Der Fall Mollath: Alles auf Anfang für die Wahrheit

Der Fall Gustl Mollath wird nun doch neu aufgerollt

Die bundesweite Aufmerksamkeit hat offenbar gewirkt. Gustl Mollath darf die Psychiatrische Klinik verlassen. Er ist frei. Vorerst. Das Verfahren gegen ihn wird neu aufgerollt. Damit kann Mollath zumindest vorübergehend aus seinem seit 2006 währenden Alptraum aufwachen.

Das hat er mit der bayrischen Justiz gemeinsam. Die muss sich seit Monaten von überall her harsche Kritik und Belehrungen gefallen lassen. Das Rechtssystem im Freistaat stand unter Beobachtung, seit Mollaths Anwälte versuchten, ein Wiederaufnahmeverfahren zu eröffnen. Und dennoch dauerte es, bis schließlich das Oberlandesgericht Nürnberg in einem zumindest zweifelhaften Attest aus dem Jahre 2002 Grund genug sah, den Fall auf Anfang zu setzen.

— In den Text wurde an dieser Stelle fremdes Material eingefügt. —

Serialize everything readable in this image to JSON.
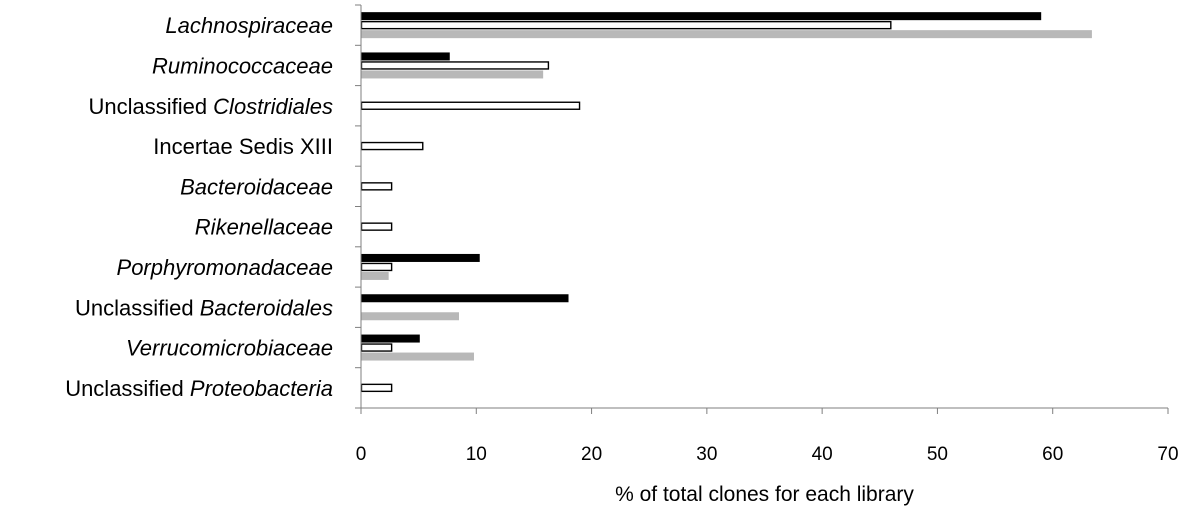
{
  "chart_data": {
    "type": "bar",
    "orientation": "horizontal",
    "categories": [
      {
        "parts": [
          {
            "text": "Lachnospiraceae",
            "italic": true
          }
        ]
      },
      {
        "parts": [
          {
            "text": "Ruminococcaceae",
            "italic": true
          }
        ]
      },
      {
        "parts": [
          {
            "text": "Unclassified ",
            "italic": false
          },
          {
            "text": "Clostridiales",
            "italic": true
          }
        ]
      },
      {
        "parts": [
          {
            "text": "Incertae Sedis XIII",
            "italic": false
          }
        ]
      },
      {
        "parts": [
          {
            "text": "Bacteroidaceae",
            "italic": true
          }
        ]
      },
      {
        "parts": [
          {
            "text": "Rikenellaceae",
            "italic": true
          }
        ]
      },
      {
        "parts": [
          {
            "text": "Porphyromonadaceae",
            "italic": true
          }
        ]
      },
      {
        "parts": [
          {
            "text": "Unclassified ",
            "italic": false
          },
          {
            "text": "Bacteroidales",
            "italic": true
          }
        ]
      },
      {
        "parts": [
          {
            "text": "Verrucomicrobiaceae",
            "italic": true
          }
        ]
      },
      {
        "parts": [
          {
            "text": "Unclassified ",
            "italic": false
          },
          {
            "text": "Proteobacteria",
            "italic": true
          }
        ]
      }
    ],
    "series": [
      {
        "color": "#000000",
        "style": "filled",
        "values": [
          59,
          7.7,
          0,
          0,
          0,
          0,
          10.3,
          18,
          5.1,
          0
        ]
      },
      {
        "color": "#ffffff",
        "style": "outlined",
        "values": [
          46,
          16.3,
          19,
          5.4,
          2.7,
          2.7,
          2.7,
          0,
          2.7,
          2.7
        ]
      },
      {
        "color": "#b8b8b8",
        "style": "filled",
        "values": [
          63.4,
          15.8,
          0,
          0,
          0,
          0,
          2.4,
          8.5,
          9.8,
          0
        ]
      }
    ],
    "xlabel": "% of total clones for each library",
    "xlim": [
      0,
      70
    ],
    "xticks": [
      "0",
      "10",
      "20",
      "30",
      "40",
      "50",
      "60",
      "70"
    ],
    "grid": false
  }
}
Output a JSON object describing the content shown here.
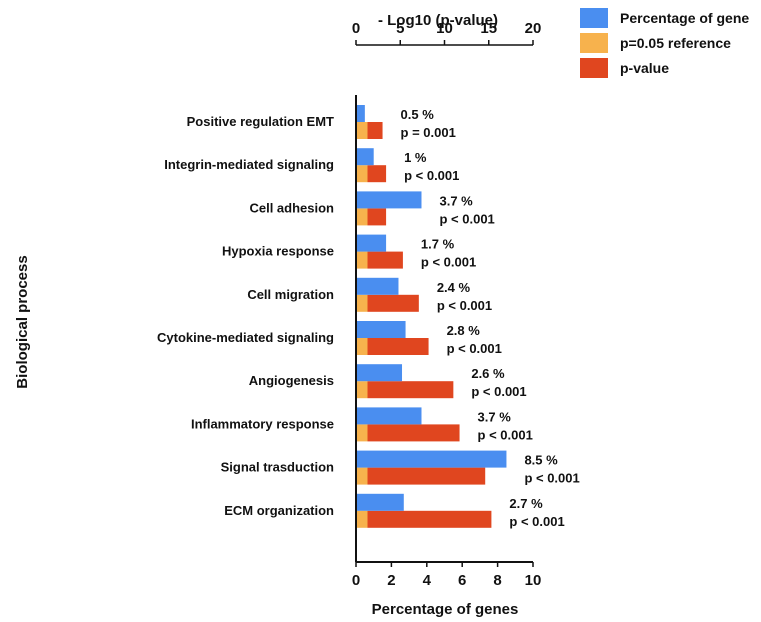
{
  "chart_data": {
    "type": "bar",
    "orientation": "horizontal",
    "title": "",
    "categories": [
      "Positive regulation EMT",
      "Integrin-mediated signaling",
      "Cell adhesion",
      "Hypoxia response",
      "Cell migration",
      "Cytokine-mediated signaling",
      "Angiogenesis",
      "Inflammatory response",
      "Signal trasduction",
      "ECM organization"
    ],
    "ylabel": "Biological process",
    "xlabel_bottom": "Percentage of genes",
    "xlabel_top": "- Log10 (p-value)",
    "xlim_bottom": [
      0,
      10
    ],
    "xlim_top": [
      0,
      20
    ],
    "xticks_bottom": [
      "0",
      "2",
      "4",
      "6",
      "8",
      "10"
    ],
    "xticks_top": [
      "0",
      "5",
      "10",
      "15",
      "20"
    ],
    "grid": false,
    "legend_position": "top-right",
    "series": [
      {
        "name": "Percentage of gene",
        "axis": "bottom",
        "color": "#4a8ef0",
        "values": [
          0.5,
          1,
          3.7,
          1.7,
          2.4,
          2.8,
          2.6,
          3.7,
          8.5,
          2.7
        ]
      },
      {
        "name": "p=0.05 reference",
        "axis": "top",
        "color": "#f7b24d",
        "values": [
          1.3,
          1.3,
          1.3,
          1.3,
          1.3,
          1.3,
          1.3,
          1.3,
          1.3,
          1.3
        ]
      },
      {
        "name": "p-value",
        "axis": "top",
        "color": "#e0461f",
        "values": [
          3,
          3.4,
          3.4,
          5.3,
          7.1,
          8.2,
          11,
          11.7,
          14.6,
          15.3
        ]
      }
    ],
    "annotations": [
      {
        "pct": "0.5 %",
        "p": "p = 0.001"
      },
      {
        "pct": "1 %",
        "p": "p < 0.001"
      },
      {
        "pct": "3.7 %",
        "p": "p < 0.001"
      },
      {
        "pct": "1.7 %",
        "p": "p < 0.001"
      },
      {
        "pct": "2.4 %",
        "p": "p < 0.001"
      },
      {
        "pct": "2.8 %",
        "p": "p < 0.001"
      },
      {
        "pct": "2.6 %",
        "p": "p < 0.001"
      },
      {
        "pct": "3.7 %",
        "p": "p < 0.001"
      },
      {
        "pct": "8.5 %",
        "p": "p < 0.001"
      },
      {
        "pct": "2.7 %",
        "p": "p < 0.001"
      }
    ]
  }
}
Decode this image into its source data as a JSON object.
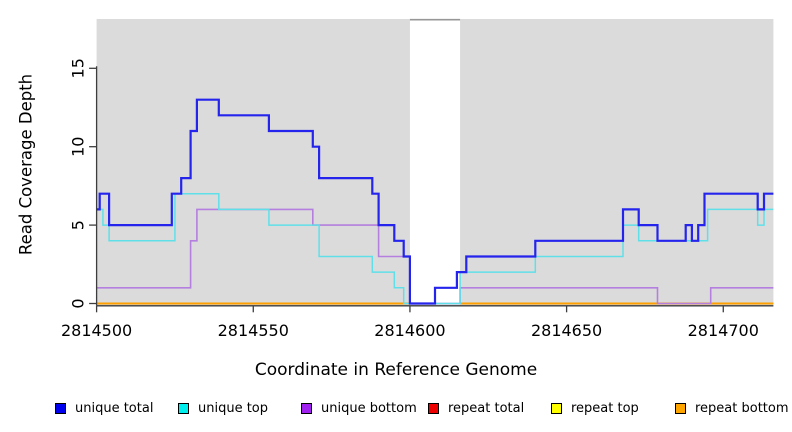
{
  "figure": {
    "xlabel": "Coordinate in Reference Genome",
    "ylabel": "Read Coverage Depth"
  },
  "chart_data": {
    "type": "line",
    "subtype": "step",
    "title": "",
    "xlabel": "Coordinate in Reference Genome",
    "ylabel": "Read Coverage Depth",
    "xlim": [
      2814500,
      2814716
    ],
    "ylim": [
      0,
      18
    ],
    "xticks": [
      2814500,
      2814550,
      2814600,
      2814650,
      2814700
    ],
    "yticks": [
      0,
      5,
      10,
      15
    ],
    "grid": false,
    "legend_position": "bottom",
    "page_bg": "#FFFFFF",
    "panel_bg": "#DBDBDB",
    "axis_color": "#3d3d3d",
    "masked_region": {
      "start": 2814600,
      "end": 2814616,
      "fill": "#FFFFFF",
      "top_edge_color": "#979797"
    },
    "series": [
      {
        "name": "unique total",
        "legend_color": "#0000EE",
        "line_color": "#2424EC",
        "line_width": 2.2,
        "points": [
          [
            2814500,
            6
          ],
          [
            2814501,
            7
          ],
          [
            2814504,
            5
          ],
          [
            2814524,
            7
          ],
          [
            2814527,
            8
          ],
          [
            2814530,
            11
          ],
          [
            2814532,
            13
          ],
          [
            2814539,
            12
          ],
          [
            2814555,
            11
          ],
          [
            2814569,
            10
          ],
          [
            2814571,
            8
          ],
          [
            2814588,
            7
          ],
          [
            2814590,
            5
          ],
          [
            2814595,
            4
          ],
          [
            2814598,
            3
          ],
          [
            2814600,
            0
          ],
          [
            2814608,
            1
          ],
          [
            2814615,
            2
          ],
          [
            2814618,
            3
          ],
          [
            2814640,
            4
          ],
          [
            2814668,
            6
          ],
          [
            2814673,
            5
          ],
          [
            2814679,
            4
          ],
          [
            2814688,
            5
          ],
          [
            2814690,
            4
          ],
          [
            2814692,
            5
          ],
          [
            2814694,
            7
          ],
          [
            2814711,
            6
          ],
          [
            2814713,
            7
          ],
          [
            2814716,
            7
          ]
        ]
      },
      {
        "name": "unique top",
        "legend_color": "#00EEEE",
        "line_color": "#5FE0E8",
        "line_width": 1.5,
        "points": [
          [
            2814500,
            6
          ],
          [
            2814502,
            5
          ],
          [
            2814504,
            4
          ],
          [
            2814525,
            7
          ],
          [
            2814539,
            6
          ],
          [
            2814555,
            5
          ],
          [
            2814571,
            3
          ],
          [
            2814588,
            2
          ],
          [
            2814595,
            1
          ],
          [
            2814598,
            0
          ],
          [
            2814616,
            2
          ],
          [
            2814640,
            3
          ],
          [
            2814668,
            5
          ],
          [
            2814673,
            4
          ],
          [
            2814695,
            6
          ],
          [
            2814711,
            5
          ],
          [
            2814713,
            6
          ],
          [
            2814716,
            6
          ]
        ]
      },
      {
        "name": "unique bottom",
        "legend_color": "#A020F0",
        "line_color": "#B47FDF",
        "line_width": 1.6,
        "points": [
          [
            2814500,
            1
          ],
          [
            2814530,
            4
          ],
          [
            2814532,
            6
          ],
          [
            2814569,
            5
          ],
          [
            2814590,
            3
          ],
          [
            2814600,
            0
          ],
          [
            2814616,
            1
          ],
          [
            2814679,
            0
          ],
          [
            2814696,
            1
          ],
          [
            2814716,
            1
          ]
        ]
      },
      {
        "name": "repeat total",
        "legend_color": "#EE0000",
        "line_color": "#EE0000",
        "line_width": 1.5,
        "points": [
          [
            2814500,
            0
          ],
          [
            2814716,
            0
          ]
        ]
      },
      {
        "name": "repeat top",
        "legend_color": "#FFFF00",
        "line_color": "#FFFF00",
        "line_width": 1.5,
        "points": [
          [
            2814500,
            0
          ],
          [
            2814716,
            0
          ]
        ]
      },
      {
        "name": "repeat bottom",
        "legend_color": "#FFA500",
        "line_color": "#FF9F00",
        "line_width": 2,
        "points": [
          [
            2814500,
            0
          ],
          [
            2814716,
            0
          ]
        ]
      }
    ],
    "legend": [
      {
        "label": "unique total",
        "color": "#0000EE"
      },
      {
        "label": "unique top",
        "color": "#00EEEE"
      },
      {
        "label": "unique bottom",
        "color": "#A020F0"
      },
      {
        "label": "repeat total",
        "color": "#EE0000"
      },
      {
        "label": "repeat top",
        "color": "#FFFF00"
      },
      {
        "label": "repeat bottom",
        "color": "#FFA500"
      }
    ]
  }
}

Es ist freilich schon seltsam, dass elf Jahre ins Land gingen, bis es einem Richter zumindest ansatzweise spanisch vorkam, dass der Sohn von Frau Mollaths Hausärztin die vermeintlichen Folgen eines gewaltsamen Übergriffes von Mollath auf seine Ehefrau bestätigt. Aber der politische Druck auf die womöglich eben doch nicht ganz unabhängige Justiz in Bayern ist zuletzt so stark geworden, dass jede andere Entscheidung des Nürnberger Gerichtes zu heftigen Diskussionen geführt hätte.

Wenn selbst die Justizministerin sich dafür einsetzt, dass Mollath auf freien Fuß gesetzt wird, wenn der Ministerpräsident höchstselbst und dessen Herausforderer von der SPD fast unisono sinngemäß von einem guten Tag für das bayrische Rechtssystem sprechen — wie hätte das Echo wohl geklungen, wenn Mollath inhaftiert geblieben wäre?

Nun beginnt das Verfahren von vorn. Es ist längst nicht sicher, dass Gustl Mollath nur das Opfer ist. In jüngster Vergangenheit sind auch Hinweise aufgetaucht, die ein anderes Bild des ehemaligen Autohändlers zeichnen. Aber ob sie stimmen?

Vielleicht kommt diesmal die ganze Wahrheit ans Licht. Vielleicht bringt das neue Verfahren Erkenntnisse darüber, ob es sich beim Fall Mollath schlicht um das Scheitern eines Mannes mit hochfliegenden Träumen handelt oder um ein perfides Komplott. Die bayrische Justiz hat sich gestern nach viel zu langem Hin und Her die Chance eingeräumt, darauf eine verlässliche Antwort zu geben.